Center for Molecular and Behavioral Neuroscience, Rutgers University, Newark, New Jersey, United States of America.
Behavioral and Neural Sciences Graduate Program, Rutgers University, Newark, New Jersey, United States of America.
PLoS Biol. 2022 Aug 18;20(8):e3001686. doi: 10.1371/journal.pbio.3001686. eCollection 2022 Aug.
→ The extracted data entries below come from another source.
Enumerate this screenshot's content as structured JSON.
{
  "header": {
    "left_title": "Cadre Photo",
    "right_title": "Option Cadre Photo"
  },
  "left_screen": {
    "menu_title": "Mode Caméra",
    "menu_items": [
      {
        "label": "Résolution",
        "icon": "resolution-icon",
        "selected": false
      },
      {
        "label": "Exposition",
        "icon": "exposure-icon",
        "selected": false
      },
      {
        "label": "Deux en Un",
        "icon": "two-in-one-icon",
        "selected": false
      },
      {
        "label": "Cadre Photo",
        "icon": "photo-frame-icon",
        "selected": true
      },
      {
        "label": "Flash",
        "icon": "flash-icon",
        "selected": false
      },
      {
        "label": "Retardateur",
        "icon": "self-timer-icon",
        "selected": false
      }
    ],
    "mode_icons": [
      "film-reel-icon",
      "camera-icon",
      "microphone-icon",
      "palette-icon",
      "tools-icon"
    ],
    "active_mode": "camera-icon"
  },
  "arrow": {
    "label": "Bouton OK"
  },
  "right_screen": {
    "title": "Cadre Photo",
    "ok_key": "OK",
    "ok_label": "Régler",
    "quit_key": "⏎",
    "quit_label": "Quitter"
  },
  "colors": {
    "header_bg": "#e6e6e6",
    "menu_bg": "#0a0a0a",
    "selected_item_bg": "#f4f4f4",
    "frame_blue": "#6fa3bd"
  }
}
How cognitive task behavior is generated by brain network interactions is a central question in neuroscience. Answering this question calls for the development of novel analysis tools that can firstly capture neural signatures of task information with high spatial and temporal precision (the "where and when") and then allow for empirical testing of alternative network models of brain function that link information to behavior (the "how"). We outline a novel network modeling approach suited to this purpose that is applied to noninvasive functional neuroimaging data in humans. We first dynamically decoded the spatiotemporal signatures of task information in the human brain by combining MRI-individualized source electroencephalography (EEG) with multivariate pattern analysis (MVPA). A newly developed network modeling approach-dynamic activity flow modeling-then simulated the flow of task-evoked activity over more causally interpretable (relative to standard functional connectivity [FC] approaches) resting-state functional connections (dynamic, lagged, direct, and directional). We demonstrate the utility of this modeling approach by applying it to elucidate network processes underlying sensory-motor information flow in the brain, revealing accurate predictions of empirical response information dynamics underlying behavior. Extending the model toward simulating network lesions suggested a role for the cognitive control networks (CCNs) as primary drivers of response information flow, transitioning from early dorsal attention network-dominated sensory-to-response transformation to later collaborative CCN engagement during response selection. These results demonstrate the utility of the dynamic activity flow modeling approach in identifying the generative network processes underlying neurocognitive phenomena.
大脑网络相互作用如何产生认知任务行为是神经科学的一个核心问题。回答这个问题需要开发新的分析工具,这些工具首先可以以高时空精度(“在哪里”和“何时”)捕获任务信息的神经特征,然后允许对将信息与行为联系起来的大脑功能的替代网络模型进行经验测试(“如何”)。我们概述了一种适用于此目的的新网络建模方法,并将其应用于人类的非侵入性功能神经影像学数据。我们首先通过将 MRI 个体化源脑电图(EEG)与多元模式分析(MVPA)相结合,动态解码人类大脑中任务信息的时空特征。然后,一种新开发的网络建模方法——动态活动流建模——模拟了在更具因果可解释性(相对于标准功能连接[FC]方法)的静息状态功能连接(动态、滞后、直接和定向)上的任务诱发活动的流动。我们通过将该模型应用于阐明大脑中感觉运动信息流动的网络过程来证明该建模方法的实用性,从而准确预测行为背后的经验反应信息动力学。将模型扩展到模拟网络损伤表明认知控制网络(CCN)作为反应信息流动的主要驱动因素的作用,从早期背侧注意网络主导的感觉转变为反应选择期间后期协作 CCN 的参与。这些结果表明,动态活动流建模方法在识别神经认知现象背后的生成网络过程方面具有实用性。